Perhaps some senators fear that they would have no ground to oppose Garland if they actually met him, studied his 18 years of federal judicial service, examined his reputation as one of the most outstanding judges in the country, or learned of his lifetime devotion to public service as a prosecutor, justice official, judge, and lawyer. Perhaps some senators are now suspending their own duties simply because Republican presidential candidates Donald Trump and Senator Ted Cruz think this will help their races, advance their party, or hurt the opposing party. None of those reasons acknowledges the plain text of the Constitution or the jeopardy such obstruction poses to the rule of law.
Senate refusal to proceed severely injects politics into the selection process and jeopardizes the effective operation of our nation’s highest court. Lacking the ninth justice for what might extend to 12 or more months risks leaving critical matters unresolved, freezing individuals, businesses, and communities in limbo and uncertainty. Two-thirds of Americans want the senators to do their job: Meet Garland, hold a fair hearing, and vote to approve or disapprove.

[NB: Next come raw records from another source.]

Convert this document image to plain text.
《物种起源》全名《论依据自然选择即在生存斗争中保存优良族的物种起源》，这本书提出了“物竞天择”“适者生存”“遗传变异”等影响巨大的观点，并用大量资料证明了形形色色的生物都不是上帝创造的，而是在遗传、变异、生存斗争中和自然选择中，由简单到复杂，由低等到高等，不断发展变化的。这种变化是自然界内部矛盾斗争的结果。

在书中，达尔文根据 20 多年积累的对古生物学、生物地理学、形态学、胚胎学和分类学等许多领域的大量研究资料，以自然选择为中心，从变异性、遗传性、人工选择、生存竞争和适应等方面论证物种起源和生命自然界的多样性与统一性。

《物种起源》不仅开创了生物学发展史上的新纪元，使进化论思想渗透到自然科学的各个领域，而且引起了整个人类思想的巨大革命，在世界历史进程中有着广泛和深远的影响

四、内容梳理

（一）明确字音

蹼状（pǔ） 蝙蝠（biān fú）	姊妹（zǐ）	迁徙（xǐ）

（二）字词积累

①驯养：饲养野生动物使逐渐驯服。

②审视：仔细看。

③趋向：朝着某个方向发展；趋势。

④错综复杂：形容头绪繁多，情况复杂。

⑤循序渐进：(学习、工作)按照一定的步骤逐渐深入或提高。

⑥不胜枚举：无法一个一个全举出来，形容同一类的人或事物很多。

Article II of the Constitution is not ambiguous. It directs that the president “shall nominate, and by and with the advice and Consent of the Senate, shall appoint . . . judges of the Supreme Court.” The senators swore their oath to the Constitution. An orderly process, adhering to these words of the Constitution, is not only what the law requires; it is essential to preserving the treasure that is our independent judiciary and rule of law. Let’s make sure this treasure survives this electoral season.
Martha Minow is the dean of Harvard Law School. She was, appointed by President Obama to the board of the Legal Services Corporation, where she serves as vice chair. Deanell Tacha, who was appointed by President Reagan to the US Court of Appeals for the 10th Circuit, is the dean of the Pepperdine University School of Law.